Stereotypes and discrimination in health care are alive and well
Then, I was diagnosed with a chronic illness. If I didn't think the poor treatment from medical professionals could get any worse, I was soon about to find out the hard way that a rare, chronic disease meant to some that you were a lying, drug-seeking, hypochondriac.
My first pre-diagnosis ER visit
One day out of the blue I started feeling sick. Then, I got really sick. I did what any other person would do when emergency care was needed: I went to the hospital. The first couple of times, I went to the ER on my own, right in the beginning before this disease took a turn for the worse. I remember when I first arrived: I waited for at least 3 hours before I was seen.
First impressions at the hospital
It was packed and COVID-19 was just starting to surface in the US. They never once put me in a room. They ran some tests in the triage area and had me sit back down to wait. After a while, someone who I don't even think was the doctor, came and told me all my tests were normal and I probably just had a little bug even though I could not stop throwing up. After that, I was sent home.

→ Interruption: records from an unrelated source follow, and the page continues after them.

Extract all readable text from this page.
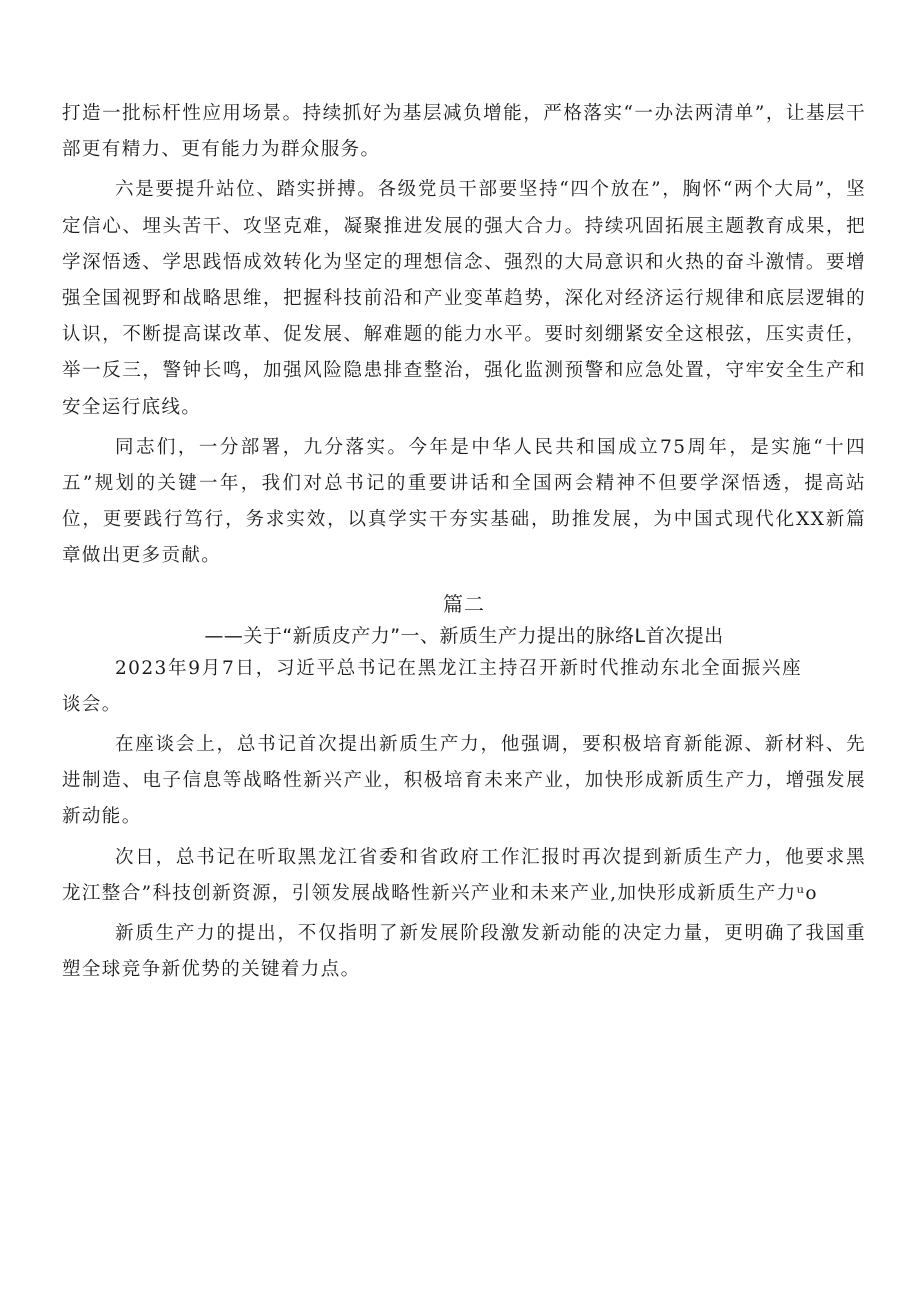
打造一批标杆性应用场景。持续抓好为基层减负增能，严格落实“一办法两清单”，让基层干部更有精力、更有能力为群众服务。

六是要提升站位、踏实拼搏。各级党员干部要坚持“四个放在”，胸怀“两个大局”，坚定信心、埋头苦干、攻坚克难，凝聚推进发展的强大合力。持续巩固拓展主题教育成果，把学深悟透、学思践悟成效转化为坚定的理想信念、强烈的大局意识和火热的奋斗激情。要增强全国视野和战略思维，把握科技前沿和产业变革趋势，深化对经济运行规律和底层逻辑的认识，不断提高谋改革、促发展、解难题的能力水平。要时刻绷紧安全这根弦，压实责任，举一反三，警钟长鸣，加强风险隐患排查整治，强化监测预警和应急处置，守牢安全生产和安全运行底线。

同志们，一分部署，九分落实。今年是中华人民共和国成立75周年，是实施“十四五”规划的关键一年，我们对总书记的重要讲话和全国两会精神不但要学深悟透，提高站位，更要践行笃行，务求实效，以真学实干夯实基础，助推发展，为中国式现代化XX新篇章做出更多贡献。

篇二

——关于“新质皮产力”一、新质生产力提出的脉络L首次提出

2023年9月7日，习近平总书记在黑龙江主持召开新时代推动东北全面振兴座谈会。

在座谈会上，总书记首次提出新质生产力，他强调，要积极培育新能源、新材料、先进制造、电子信息等战略性新兴产业，积极培育未来产业，加快形成新质生产力，增强发展新动能。

次日，总书记在听取黑龙江省委和省政府工作汇报时再次提到新质生产力，他要求黑龙江整合”科技创新资源，引领发展战略性新兴产业和未来产业,加快形成新质生产力ᵘo

新质生产力的提出，不仅指明了新发展阶段激发新动能的决定力量，更明确了我国重塑全球竞争新优势的关键着力点。
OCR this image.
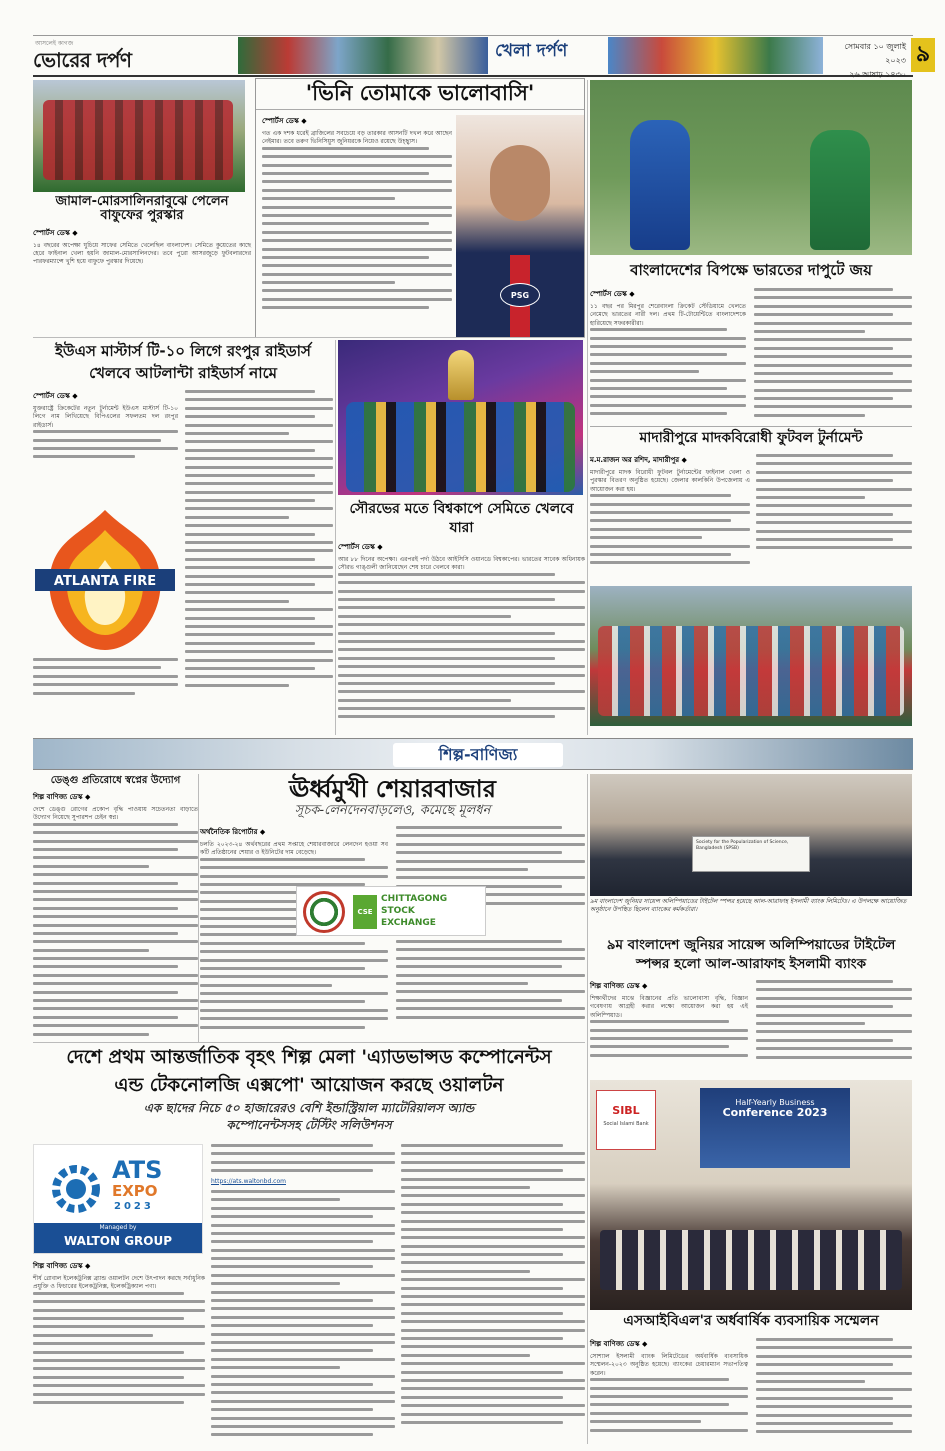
আসলেই কাগজ
ভোরের দর্পণ	খেলা দর্পণ	সোমবার ১০ জুলাই ২০২৩
২৬ আষাঢ় ১৪৩০
৯
জামাল-মোরসালিনরাবুঝে পেলেন বাফুফের পুরস্কার
স্পোর্টস ডেস্ক ◆
১৪ বছরের অপেক্ষা ঘুচিয়ে সাফের সেমিতে খেলেছিল বাংলাদেশ। সেমিতে কুয়েতের কাছে হেরে ফাইনাল খেলা হয়নি জামাল-মোরসালিনদের। তবে পুরো আসরজুড়ে ফুটবলারদের পারফরম্যান্সে খুশি হয়ে বাফুফে পুরস্কার দিয়েছে।
'ভিনি তোমাকে ভালোবাসি'
স্পোর্টস ডেস্ক ◆
গত এক দশক ধরেই ব্রাজিলের সবচেয়ে বড় তারকার আসনটি দখল করে আছেন নেইমার। তবে তরুণ ভিনিসিয়ুস জুনিয়রকে নিয়েও রয়েছে উচ্ছ্বাস।
PSG
বাংলাদেশের বিপক্ষে ভারতের দাপুটে জয়
স্পোর্টস ডেস্ক ◆
১১ বছর পর মিরপুর শেরেবাংলা ক্রিকেট স্টেডিয়ামে খেলতে নেমেছে ভারতের নারী দল। প্রথম টি-টোয়েন্টিতে বাংলাদেশকে হারিয়েছে সফরকারীরা।
ইউএস মাস্টার্স টি-১০ লিগে রংপুর রাইডার্স খেলবে আটলান্টা রাইডার্স নামে
স্পোর্টস ডেস্ক ◆
যুক্তরাষ্ট্রে ক্রিকেটের নতুন টুর্নামেন্ট ইউএস মাস্টার্স টি-১০ লিগে নাম লিখিয়েছে বিপিএলের সফলতম দল রংপুর রাইডার্স।
ATLANTA FIRE
সৌরভের মতে বিশ্বকাপে সেমিতে খেলবে যারা
স্পোর্টস ডেস্ক ◆
আর ৮৮ দিনের অপেক্ষা। এরপরই পর্দা উঠবে আইসিসি ওয়ানডে বিশ্বকাপের। ভারতের সাবেক অধিনায়ক সৌরভ গাঙ্গুলী জানিয়েছেন শেষ চারে খেলবে কারা।
মাদারীপুরে মাদকবিরোধী ফুটবল টুর্নামেন্ট
ম.ম.রাজন অর রশিদ, মাদারীপুর ◆
মাদারীপুরে মাদক বিরোধী ফুটবল টুর্নামেন্টের ফাইনাল খেলা ও পুরস্কার বিতরণ অনুষ্ঠিত হয়েছে। জেলার কালকিনি উপজেলায় এ আয়োজন করা হয়।
শিল্প-বাণিজ্য
ডেঙ্গু প্রতিরোধে স্বপ্নের উদ্যোগ
শিল্প বাণিজ্য ডেস্ক ◆
দেশে ডেঙ্গু রোগের প্রকোপ বৃদ্ধি পাওয়ায় সচেতনতা বাড়াতে উদ্যোগ নিয়েছে সুপারশপ চেইন স্বপ্ন।
ঊর্ধ্বমুখী শেয়ারবাজার
সূচক-লেনদেনবাড়লেও, কমেছে মূলধন
অর্থনৈতিক রিপোর্টার ◆
চলতি ২০২৩-২৪ অর্থবছরের প্রথম সপ্তাহে শেয়ারবাজারে লেনদেন হওয়া সব কটি প্রতিষ্ঠানের শেয়ার ও ইউনিটের দাম বেড়েছে।
CSE
CHITTAGONG
STOCK
EXCHANGE
Society for the Popularization of Science, Bangladesh (SPSB)
৯ম বাংলাদেশ জুনিয়র সায়েন্স অলিম্পিয়াডের টাইটেল স্পন্সর হয়েছে আল-আরাফাহ ইসলামী ব্যাংক লিমিটেড। এ উপলক্ষে আয়োজিত অনুষ্ঠানে উপস্থিত ছিলেন ব্যাংকের কর্মকর্তারা।
৯ম বাংলাদেশ জুনিয়র সায়েন্স অলিম্পিয়াডের টাইটেল স্পন্সর হলো আল-আরাফাহ ইসলামী ব্যাংক
শিল্প বাণিজ্য ডেস্ক ◆
শিক্ষার্থীদের মাঝে বিজ্ঞানের প্রতি ভালোবাসা বৃদ্ধি, বিজ্ঞান গবেষণায় আগ্রহী করার লক্ষ্যে আয়োজন করা হয় এই অলিম্পিয়াড।
দেশে প্রথম আন্তর্জাতিক বৃহৎ শিল্প মেলা 'এ্যাডভান্সড কম্পোনেন্টস
এন্ড টেকনোলজি এক্সপো' আয়োজন করছে ওয়ালটন
এক ছাদের নিচে ৫০ হাজারেরও বেশি ইন্ডাস্ট্রিয়াল ম্যাটেরিয়ালস অ্যান্ড
কম্পোনেন্টসসহ টেস্টিং সলিউশনস
ATS
EXPO
2023
Managed by
WALTON GROUP
শিল্প বাণিজ্য ডেস্ক ◆
শীর্ষ গ্লোবাল ইলেকট্রনিক্স ব্র্যান্ড ওয়ালটন দেশে উৎপাদন করছে সর্বাধুনিক প্রযুক্তি ও ফিচারের ইলেকট্রনিক্স, ইলেকট্রিক্যাল পণ্য।
https://ats.waltonbd.com
Half-Yearly Business
Conference 2023
SIBL
Social Islami Bank
এসআইবিএল'র অর্ধবার্ষিক ব্যবসায়িক সম্মেলন
শিল্প বাণিজ্য ডেস্ক ◆
সোশ্যাল ইসলামী ব্যাংক লিমিটেডের অর্ধবার্ষিক ব্যবসায়িক সম্মেলন-২০২৩ অনুষ্ঠিত হয়েছে। ব্যাংকের চেয়ারম্যান সভাপতিত্ব করেন।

I knew something was wrong
After getting sicker and sicker by the day, my husband took me back to the ER. When I got there, it took forever to get into a room. When I did, of course, all the standard tests were run again with no remarkable results. They did however tell me that they thought I had an ulcer, so they started giving me medication to treat it. I'm a pretty compliant person, so I took the meds with the hope that whatever was going on would stop. It didn't so it was back to the hospital for me.
No diagnosis, bad attitudes and lack of concern
By this time, I was down 40 lbs in a month and had already been to the hospital at least 4 times. I was no further along in getting a diagnosis than I was when I first went in. I started noticing really bad attitudes from the doctors and nurses. "Did they think I was just making it all up?" I asked my husband. I was sickly skinny, my eyes were crossed and I couldn't even stand on my own but the attitudes...there are no words to describe it. I really couldn't believe I was being treated this way.

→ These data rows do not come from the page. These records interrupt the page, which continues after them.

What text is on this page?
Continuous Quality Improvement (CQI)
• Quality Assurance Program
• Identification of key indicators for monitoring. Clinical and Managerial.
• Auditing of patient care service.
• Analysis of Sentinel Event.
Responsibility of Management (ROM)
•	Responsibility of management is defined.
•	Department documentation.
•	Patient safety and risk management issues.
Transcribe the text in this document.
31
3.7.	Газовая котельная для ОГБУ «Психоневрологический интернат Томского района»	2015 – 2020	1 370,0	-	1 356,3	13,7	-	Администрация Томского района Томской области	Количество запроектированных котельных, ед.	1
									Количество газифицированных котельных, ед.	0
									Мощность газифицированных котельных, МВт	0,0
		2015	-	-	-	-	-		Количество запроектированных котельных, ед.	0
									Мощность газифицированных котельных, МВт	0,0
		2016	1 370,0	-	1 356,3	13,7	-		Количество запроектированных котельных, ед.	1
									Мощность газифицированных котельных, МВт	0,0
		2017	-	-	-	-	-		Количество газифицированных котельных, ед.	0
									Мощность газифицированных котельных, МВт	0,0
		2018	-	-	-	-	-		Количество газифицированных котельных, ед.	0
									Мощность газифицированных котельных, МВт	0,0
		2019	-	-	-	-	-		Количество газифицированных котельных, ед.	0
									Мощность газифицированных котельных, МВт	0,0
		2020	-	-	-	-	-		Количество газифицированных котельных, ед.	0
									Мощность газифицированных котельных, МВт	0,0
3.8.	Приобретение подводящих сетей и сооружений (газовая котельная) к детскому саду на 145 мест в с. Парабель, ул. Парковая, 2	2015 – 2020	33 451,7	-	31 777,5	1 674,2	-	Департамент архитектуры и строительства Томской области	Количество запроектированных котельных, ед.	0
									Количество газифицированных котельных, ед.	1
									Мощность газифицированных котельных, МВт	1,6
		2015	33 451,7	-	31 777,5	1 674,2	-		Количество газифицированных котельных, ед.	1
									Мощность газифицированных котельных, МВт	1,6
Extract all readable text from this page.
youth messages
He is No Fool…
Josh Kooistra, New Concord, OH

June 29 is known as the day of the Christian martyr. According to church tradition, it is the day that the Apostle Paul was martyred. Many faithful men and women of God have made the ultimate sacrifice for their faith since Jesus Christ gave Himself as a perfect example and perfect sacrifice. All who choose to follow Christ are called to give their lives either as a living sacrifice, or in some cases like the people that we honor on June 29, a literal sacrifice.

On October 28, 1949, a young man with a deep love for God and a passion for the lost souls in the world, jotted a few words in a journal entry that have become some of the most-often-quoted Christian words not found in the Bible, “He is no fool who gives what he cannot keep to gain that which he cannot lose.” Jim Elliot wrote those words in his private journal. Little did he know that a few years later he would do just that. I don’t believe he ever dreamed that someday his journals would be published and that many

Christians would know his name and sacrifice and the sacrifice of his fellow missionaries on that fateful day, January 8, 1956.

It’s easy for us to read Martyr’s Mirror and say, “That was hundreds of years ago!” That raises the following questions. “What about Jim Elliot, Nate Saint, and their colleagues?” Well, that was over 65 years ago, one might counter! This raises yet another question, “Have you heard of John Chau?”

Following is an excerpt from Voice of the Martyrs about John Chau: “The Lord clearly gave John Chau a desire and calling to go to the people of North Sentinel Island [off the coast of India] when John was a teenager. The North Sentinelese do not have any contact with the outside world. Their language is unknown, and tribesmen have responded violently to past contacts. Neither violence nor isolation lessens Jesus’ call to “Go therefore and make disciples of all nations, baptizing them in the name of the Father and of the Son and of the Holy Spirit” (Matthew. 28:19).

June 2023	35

I couldn't believe the agression
They were aggressive with their responses every time I would ask a question. They were also treating me for an ulcer that I didn't have! There was one instance where I asked a doctor why I was being discharged again and she raised her voice at me and said, "we can't find anything! What do you want me to do?" Meanwhile, I was still constantly throwing up non-stop and was deteriorating daily.
The irresponsible care plan
I was finally treated by a neurologist. I was kept in the hospital for 3 days, sent home with medication, and informed I had NMO on a video visit. All the meds I was put on caused weight gain on top of the fact that none of them helped with my symptoms. I was quickly put on Soliris which helped with the attacks. However, it was 3 months later when I saw the neurologist again. By this time, I had gained 50lbs. Not once did she perform any physical evaluation after I told her my condition didn't seem to be getting any better. There was no care or concern about the weight gain from the meds she put me on nor did she make any attempt to interpret my MRI results. I was left in the dark.
Looking forward to a future with attentive care
For quite some time, I jumped from one doctor to the next due to poor treatment. I left my primary care provider for another due to being told to eat less food to lose weight after she was told I couldn't eat barely anything. One neurologist failed to give me steroids after a flare-up which resulted in more damage. Another doctor simply told me they couldn't help me. Overall, where I stand today, I can't help but blame the doctors for failing me leaving me in the condition I am in now.
I hope things change
I live as a disabled person. I can only hope that someday, doctors will become more open to the idea of rare diseases and treat them with a sense of urgency. Saving lives and giving patients the opportunity to have a better quality of life.